We formalize this as a Belief Trap Region: a forward-invariant subset of belief space where the expected progress potential fails to decrease, regardless of how many turns elapse. We prove that standard information-gain maximization (IG-max) can induce these traps whenever belief approximation error exceeds a threshold that inverts the top action ranking.

The Fix: Distributionally Robust Information Gain

We propose DR-IG (Distributionally Robust Information Gain): instead of maximizing expected information gain under the current estimated belief, optimize worst-case information gain over an ambiguity set — an L1 ball of radius ε around the current belief estimate. This favors actions whose informativeness is stable under perturbation rather than actions that look good only under one precise belief point.

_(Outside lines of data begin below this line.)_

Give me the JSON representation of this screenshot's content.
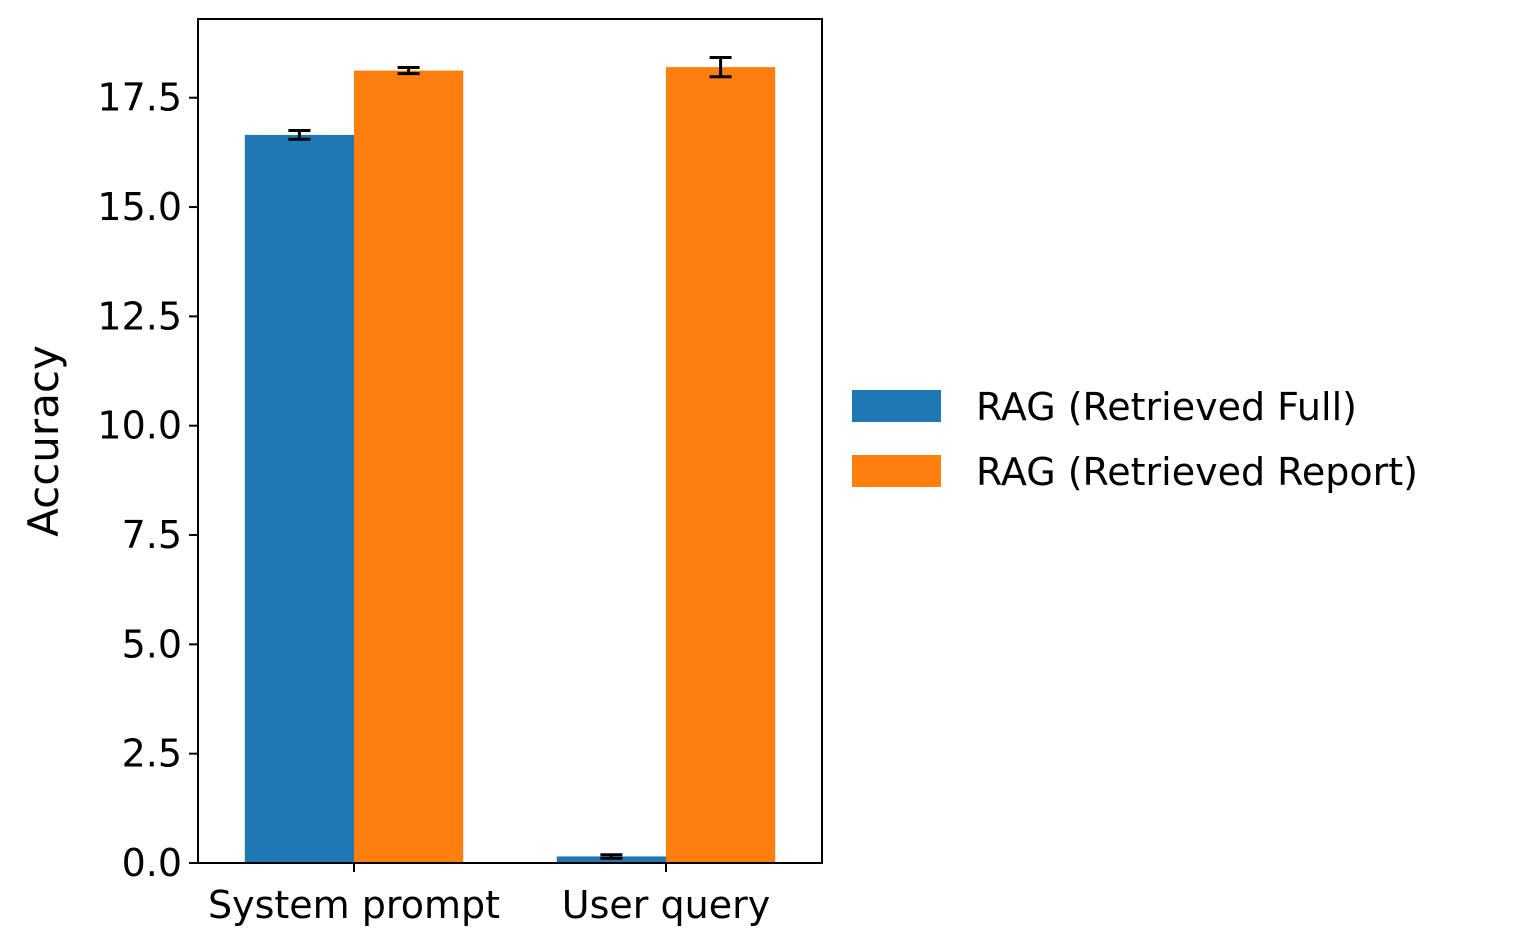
{
  "chart_data": {
    "type": "bar",
    "title": "",
    "xlabel": "",
    "ylabel": "Accuracy",
    "categories": [
      "System prompt",
      "User query"
    ],
    "series": [
      {
        "name": "RAG (Retrieved Full)",
        "color": "#1f77b4",
        "values": [
          16.65,
          0.15
        ],
        "errors": [
          0.1,
          0.04
        ]
      },
      {
        "name": "RAG (Retrieved Report)",
        "color": "#ff7f0e",
        "values": [
          18.12,
          18.2
        ],
        "errors": [
          0.07,
          0.22
        ]
      }
    ],
    "ylim": [
      0,
      19.3
    ],
    "yticks": [
      "0.0",
      "2.5",
      "5.0",
      "7.5",
      "10.0",
      "12.5",
      "15.0",
      "17.5"
    ],
    "grid": false,
    "legend_position": "right-outside-center"
  }
}
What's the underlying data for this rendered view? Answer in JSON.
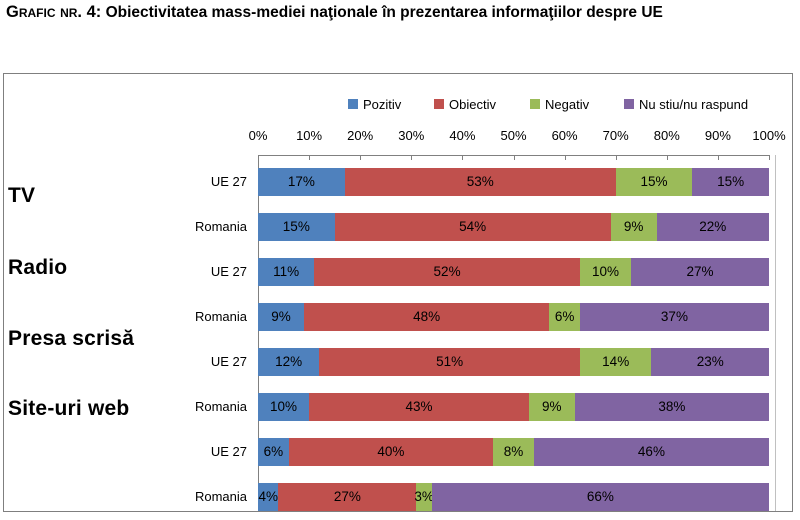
{
  "title": {
    "prefix": "Grafic nr. 4:",
    "text": " Obiectivitatea mass-mediei naţionale în prezentarea informaţiilor despre UE"
  },
  "chart_data": {
    "type": "bar",
    "stacked": true,
    "orientation": "horizontal",
    "groups": [
      "TV",
      "Radio",
      "Presa scrisă",
      "Site-uri web"
    ],
    "categories": [
      "UE 27",
      "Romania",
      "UE 27",
      "Romania",
      "UE 27",
      "Romania",
      "UE 27",
      "Romania"
    ],
    "series": [
      {
        "name": "Pozitiv",
        "color": "#4F81BD",
        "values": [
          17,
          15,
          11,
          9,
          12,
          10,
          6,
          4
        ]
      },
      {
        "name": "Obiectiv",
        "color": "#C0504D",
        "values": [
          53,
          54,
          52,
          48,
          51,
          43,
          40,
          27
        ]
      },
      {
        "name": "Negativ",
        "color": "#9BBB59",
        "values": [
          15,
          9,
          10,
          6,
          14,
          9,
          8,
          3
        ]
      },
      {
        "name": "Nu stiu/nu raspund",
        "color": "#8064A2",
        "values": [
          15,
          22,
          27,
          37,
          23,
          38,
          46,
          66
        ]
      }
    ],
    "x_ticks": [
      "0%",
      "10%",
      "20%",
      "30%",
      "40%",
      "50%",
      "60%",
      "70%",
      "80%",
      "90%",
      "100%"
    ],
    "xlim": [
      0,
      100
    ],
    "value_suffix": "%",
    "legend_position": "top",
    "grid": false
  }
}
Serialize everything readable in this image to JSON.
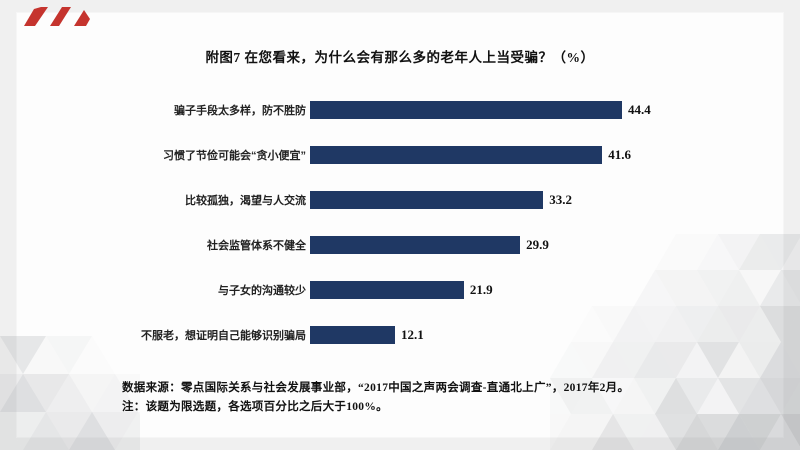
{
  "slide": {
    "title": "附图7 在您看来，为什么会有那么多的老年人上当受骗？（%）",
    "source_note": "数据来源：零点国际关系与社会发展事业部，“2017中国之声两会调查-直通北上广”，2017年2月。",
    "method_note": "注：该题为限选题，各选项百分比之后大于100%。"
  },
  "chart_data": {
    "type": "bar",
    "orientation": "horizontal",
    "title": "附图7 在您看来，为什么会有那么多的老年人上当受骗？（%）",
    "categories": [
      "骗子手段太多样，防不胜防",
      "习惯了节俭可能会“贪小便宜”",
      "比较孤独，渴望与人交流",
      "社会监管体系不健全",
      "与子女的沟通较少",
      "不服老，想证明自己能够识别骗局"
    ],
    "values": [
      44.4,
      41.6,
      33.2,
      29.9,
      21.9,
      12.1
    ],
    "value_labels": [
      "44.4",
      "41.6",
      "33.2",
      "29.9",
      "21.9",
      "12.1"
    ],
    "xlim": [
      0,
      50
    ],
    "grid": false,
    "legend": false,
    "data_labels": "outside-end",
    "bar_color": "#1f3864"
  },
  "colors": {
    "page_background": "#f0f0f0",
    "card_background": "#fdfdfd",
    "bar": "#1f3864",
    "text": "#111111",
    "accent_red": "#c5342e",
    "mosaic_gray": "#6b7076"
  }
}
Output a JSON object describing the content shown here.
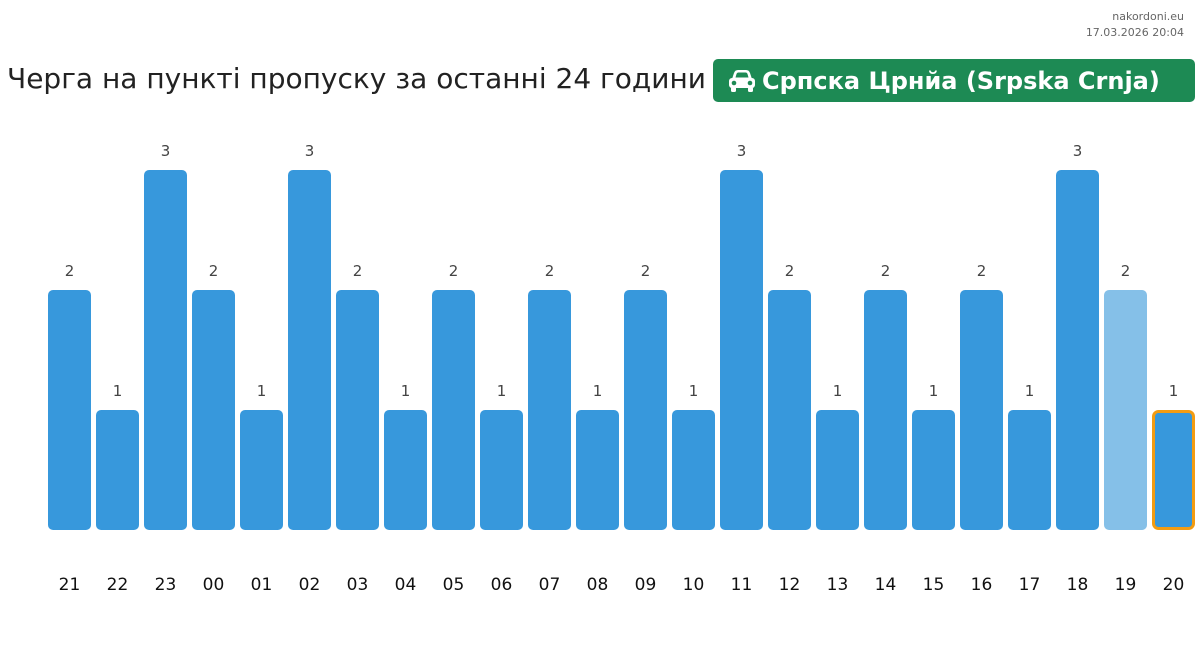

Theoretically, we show that robust worst-case control restores negative drift of the progress potential under bounded belief error, whenever uniformly informative actions exist. In other words, DR-IG guarantees epistemic progress where IG-max cannot.

To make this practical without retraining, we derive a verbalized belief proxy that extracts approximate belief states directly from confidence-annotated model outputs. This gives a belief-space interface for any existing LLM agent with no additional training or explicit posterior modeling.

Results

Across interactive reasoning benchmarks and multiple LLM families:

  • Naive IG-max agents frequently collapse into deterministic self-locking loops with near-zero solve rates
  • These failures compound gradually across turns through small repeated ranking errors — not through single catastrophic steps
  • DR-IG substantially reduces trap incidence and restores epistemic progress under approximate beliefs
  • The entire system is training-free — it operates at decision time over the agent’s existing outputs

The work identifies a concrete, theoretically grounded failure mechanism for active reasoning in LLM agents, and provides a robust remedy that works within the constraints of deployed systems.